Basin Electric Power Cooperative
- August 9, 2012
![]() |
|
| Jen Holen, Basin Electric charitable giving coordinator, helps camper Taylor Celley learn to ride bike. |
Eleven Basin Electric volunteers helped kids with disabilities this week learn how to ride a bike. The “Lose the Training Wheels” camp was brought to Bismarck for the first time Aug. 6-10 by Designer Genes North Dakota, a Down syndrome support network. The camp is held to help campers feel a sense of independence by learning to ride bike.
“It was an opportunity that our community could definitely benefit from. It’s an activity that would allow the campers some independence.
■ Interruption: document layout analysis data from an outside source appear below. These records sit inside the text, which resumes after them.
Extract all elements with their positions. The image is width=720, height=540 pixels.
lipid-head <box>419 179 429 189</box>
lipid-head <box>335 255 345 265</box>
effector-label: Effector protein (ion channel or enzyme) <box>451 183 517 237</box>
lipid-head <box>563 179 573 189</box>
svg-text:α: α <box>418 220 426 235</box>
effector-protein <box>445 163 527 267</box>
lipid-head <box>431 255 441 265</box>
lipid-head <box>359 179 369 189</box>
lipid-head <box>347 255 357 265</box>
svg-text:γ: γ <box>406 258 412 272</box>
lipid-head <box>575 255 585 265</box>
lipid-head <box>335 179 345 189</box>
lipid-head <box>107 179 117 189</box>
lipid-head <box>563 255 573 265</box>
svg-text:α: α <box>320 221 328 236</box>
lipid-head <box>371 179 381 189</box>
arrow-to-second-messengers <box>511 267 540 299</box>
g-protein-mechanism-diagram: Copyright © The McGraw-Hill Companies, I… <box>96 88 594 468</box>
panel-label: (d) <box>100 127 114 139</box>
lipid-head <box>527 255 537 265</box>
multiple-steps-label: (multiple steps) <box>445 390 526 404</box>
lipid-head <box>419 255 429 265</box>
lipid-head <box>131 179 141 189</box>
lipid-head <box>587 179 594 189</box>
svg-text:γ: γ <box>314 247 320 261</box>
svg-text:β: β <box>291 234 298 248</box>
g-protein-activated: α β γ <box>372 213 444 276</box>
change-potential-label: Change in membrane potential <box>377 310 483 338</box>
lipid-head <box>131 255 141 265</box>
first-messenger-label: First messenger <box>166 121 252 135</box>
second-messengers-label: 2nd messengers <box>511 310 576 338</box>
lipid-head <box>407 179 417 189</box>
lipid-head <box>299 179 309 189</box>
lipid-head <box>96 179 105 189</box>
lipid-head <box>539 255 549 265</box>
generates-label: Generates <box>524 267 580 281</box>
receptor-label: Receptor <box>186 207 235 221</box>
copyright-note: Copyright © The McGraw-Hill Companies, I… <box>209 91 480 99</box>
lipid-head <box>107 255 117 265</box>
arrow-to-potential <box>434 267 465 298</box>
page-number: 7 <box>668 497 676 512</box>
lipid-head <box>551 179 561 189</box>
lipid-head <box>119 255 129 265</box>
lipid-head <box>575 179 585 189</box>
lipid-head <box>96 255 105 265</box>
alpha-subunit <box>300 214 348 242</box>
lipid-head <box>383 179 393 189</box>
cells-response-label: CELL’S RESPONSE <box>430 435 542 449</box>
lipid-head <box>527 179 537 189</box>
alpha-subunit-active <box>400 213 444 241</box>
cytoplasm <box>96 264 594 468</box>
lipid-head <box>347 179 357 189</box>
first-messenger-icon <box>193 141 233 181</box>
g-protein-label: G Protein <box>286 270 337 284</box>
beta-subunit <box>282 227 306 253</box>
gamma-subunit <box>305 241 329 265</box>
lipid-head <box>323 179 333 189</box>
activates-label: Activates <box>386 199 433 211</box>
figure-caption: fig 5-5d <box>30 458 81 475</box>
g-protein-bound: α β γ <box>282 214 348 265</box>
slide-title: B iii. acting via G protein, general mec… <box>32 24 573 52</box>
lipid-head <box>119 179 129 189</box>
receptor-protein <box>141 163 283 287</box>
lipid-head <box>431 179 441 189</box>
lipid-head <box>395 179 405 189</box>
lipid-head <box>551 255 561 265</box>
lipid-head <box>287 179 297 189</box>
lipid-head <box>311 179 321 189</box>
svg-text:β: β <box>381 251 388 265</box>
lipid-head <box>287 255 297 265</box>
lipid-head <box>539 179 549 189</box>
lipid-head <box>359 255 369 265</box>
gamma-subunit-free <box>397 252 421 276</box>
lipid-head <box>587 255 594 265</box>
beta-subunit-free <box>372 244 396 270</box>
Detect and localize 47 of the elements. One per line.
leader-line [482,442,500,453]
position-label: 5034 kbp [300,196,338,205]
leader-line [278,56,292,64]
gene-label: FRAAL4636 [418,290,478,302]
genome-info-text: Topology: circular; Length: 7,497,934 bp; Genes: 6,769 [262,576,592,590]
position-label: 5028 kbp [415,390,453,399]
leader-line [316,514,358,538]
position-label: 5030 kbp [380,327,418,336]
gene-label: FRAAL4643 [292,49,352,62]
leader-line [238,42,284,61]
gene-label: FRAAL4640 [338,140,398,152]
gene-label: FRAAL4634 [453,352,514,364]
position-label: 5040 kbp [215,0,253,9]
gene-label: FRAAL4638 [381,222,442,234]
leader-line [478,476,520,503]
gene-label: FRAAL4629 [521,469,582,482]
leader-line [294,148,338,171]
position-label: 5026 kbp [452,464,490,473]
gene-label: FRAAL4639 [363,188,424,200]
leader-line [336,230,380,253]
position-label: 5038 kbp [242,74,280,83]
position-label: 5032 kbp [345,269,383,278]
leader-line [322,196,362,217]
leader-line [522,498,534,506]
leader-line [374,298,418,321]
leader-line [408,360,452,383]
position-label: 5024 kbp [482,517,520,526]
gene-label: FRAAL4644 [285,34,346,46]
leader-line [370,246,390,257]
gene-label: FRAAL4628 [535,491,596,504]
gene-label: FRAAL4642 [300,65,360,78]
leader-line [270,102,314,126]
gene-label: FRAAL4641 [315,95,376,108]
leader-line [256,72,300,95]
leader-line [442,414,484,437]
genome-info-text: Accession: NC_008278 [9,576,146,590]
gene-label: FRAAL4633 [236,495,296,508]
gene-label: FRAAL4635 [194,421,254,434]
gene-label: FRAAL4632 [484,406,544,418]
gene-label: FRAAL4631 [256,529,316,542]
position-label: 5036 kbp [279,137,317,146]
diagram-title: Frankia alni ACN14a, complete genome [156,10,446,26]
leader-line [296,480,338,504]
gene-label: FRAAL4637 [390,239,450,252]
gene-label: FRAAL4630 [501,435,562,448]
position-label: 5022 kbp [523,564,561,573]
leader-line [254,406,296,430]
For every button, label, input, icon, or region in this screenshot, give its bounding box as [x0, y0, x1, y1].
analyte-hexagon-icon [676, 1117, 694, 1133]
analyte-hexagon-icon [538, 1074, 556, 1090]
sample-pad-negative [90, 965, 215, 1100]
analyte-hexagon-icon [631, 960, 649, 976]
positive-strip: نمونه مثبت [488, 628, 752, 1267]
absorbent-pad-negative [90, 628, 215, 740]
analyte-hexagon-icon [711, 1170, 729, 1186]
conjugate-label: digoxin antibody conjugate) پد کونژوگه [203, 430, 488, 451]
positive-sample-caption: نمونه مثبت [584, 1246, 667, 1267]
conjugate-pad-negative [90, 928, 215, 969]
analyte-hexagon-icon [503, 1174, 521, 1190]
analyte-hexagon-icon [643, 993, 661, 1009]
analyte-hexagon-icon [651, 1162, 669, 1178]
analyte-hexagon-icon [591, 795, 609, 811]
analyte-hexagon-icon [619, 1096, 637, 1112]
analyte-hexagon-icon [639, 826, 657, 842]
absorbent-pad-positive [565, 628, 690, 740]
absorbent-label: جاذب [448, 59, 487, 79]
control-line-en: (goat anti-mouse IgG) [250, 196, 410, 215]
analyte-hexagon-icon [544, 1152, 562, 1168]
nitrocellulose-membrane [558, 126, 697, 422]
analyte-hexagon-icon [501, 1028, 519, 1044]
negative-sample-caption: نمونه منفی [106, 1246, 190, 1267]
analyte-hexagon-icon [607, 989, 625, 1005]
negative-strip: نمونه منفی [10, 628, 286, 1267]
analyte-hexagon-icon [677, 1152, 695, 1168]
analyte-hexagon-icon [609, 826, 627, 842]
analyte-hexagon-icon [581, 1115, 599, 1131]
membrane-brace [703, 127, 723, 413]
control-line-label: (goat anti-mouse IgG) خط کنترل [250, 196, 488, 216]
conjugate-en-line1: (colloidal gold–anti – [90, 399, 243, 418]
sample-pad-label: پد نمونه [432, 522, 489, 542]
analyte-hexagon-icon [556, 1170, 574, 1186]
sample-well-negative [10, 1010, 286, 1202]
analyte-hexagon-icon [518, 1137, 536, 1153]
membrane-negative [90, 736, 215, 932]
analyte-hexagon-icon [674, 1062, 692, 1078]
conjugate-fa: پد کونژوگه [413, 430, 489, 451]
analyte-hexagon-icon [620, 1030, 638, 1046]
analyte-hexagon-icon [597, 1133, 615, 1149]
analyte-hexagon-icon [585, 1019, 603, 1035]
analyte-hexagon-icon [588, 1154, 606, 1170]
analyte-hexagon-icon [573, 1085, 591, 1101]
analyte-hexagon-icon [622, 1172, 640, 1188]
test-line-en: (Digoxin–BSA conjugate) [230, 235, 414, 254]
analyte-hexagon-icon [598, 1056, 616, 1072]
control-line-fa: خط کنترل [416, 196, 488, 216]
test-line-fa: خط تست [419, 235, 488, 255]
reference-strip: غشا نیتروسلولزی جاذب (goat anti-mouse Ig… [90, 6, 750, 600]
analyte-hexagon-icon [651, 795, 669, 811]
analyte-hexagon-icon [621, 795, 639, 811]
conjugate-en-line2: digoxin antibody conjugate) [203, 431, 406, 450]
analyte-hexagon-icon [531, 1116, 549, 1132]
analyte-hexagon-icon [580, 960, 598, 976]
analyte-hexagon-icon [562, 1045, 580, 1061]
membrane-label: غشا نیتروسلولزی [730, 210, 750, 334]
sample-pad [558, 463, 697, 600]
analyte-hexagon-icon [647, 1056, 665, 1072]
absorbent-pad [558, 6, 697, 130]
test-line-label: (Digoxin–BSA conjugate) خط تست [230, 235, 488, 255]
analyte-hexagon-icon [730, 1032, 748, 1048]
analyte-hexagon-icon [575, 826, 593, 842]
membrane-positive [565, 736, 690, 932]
It’s a lifelong fitness activity they can do forever and something they can do with their peers and families,” said Heather Lundeen, camp director.
“Lose the Training Wheels” provides specially designed bikes retro-fitted with rollers in the back to provide stability. As the riders become more proficient, they graduate rollers, working their way up to riding a two-wheeler bike.
Two volunteers helped each rider per session. Cathy Persinger, travel coordinator at Basin Electric Headquarters, was a spotter at the camp this week and kept her camper focused and motivated.
“The smile on the children’s faces just warms your soul. Then seeing the smiles on the parent’s faces is incredible. Even watching my co-workers working with the kids has just made it an all around great week,” Persinger said. “I just feel good when I leave here, and it even gives you the chance to get a little bit of exercise before you go back to the office.”
The camp has an 80 percent success rate. Designer Genes North Dakota hopes that with more time and practice, all 32 campers will be riders in the community.
“We hope they are able to reap the benefits of bike riding. But even more so, we hope that they gain self esteem and self confidence,” Lundeen said.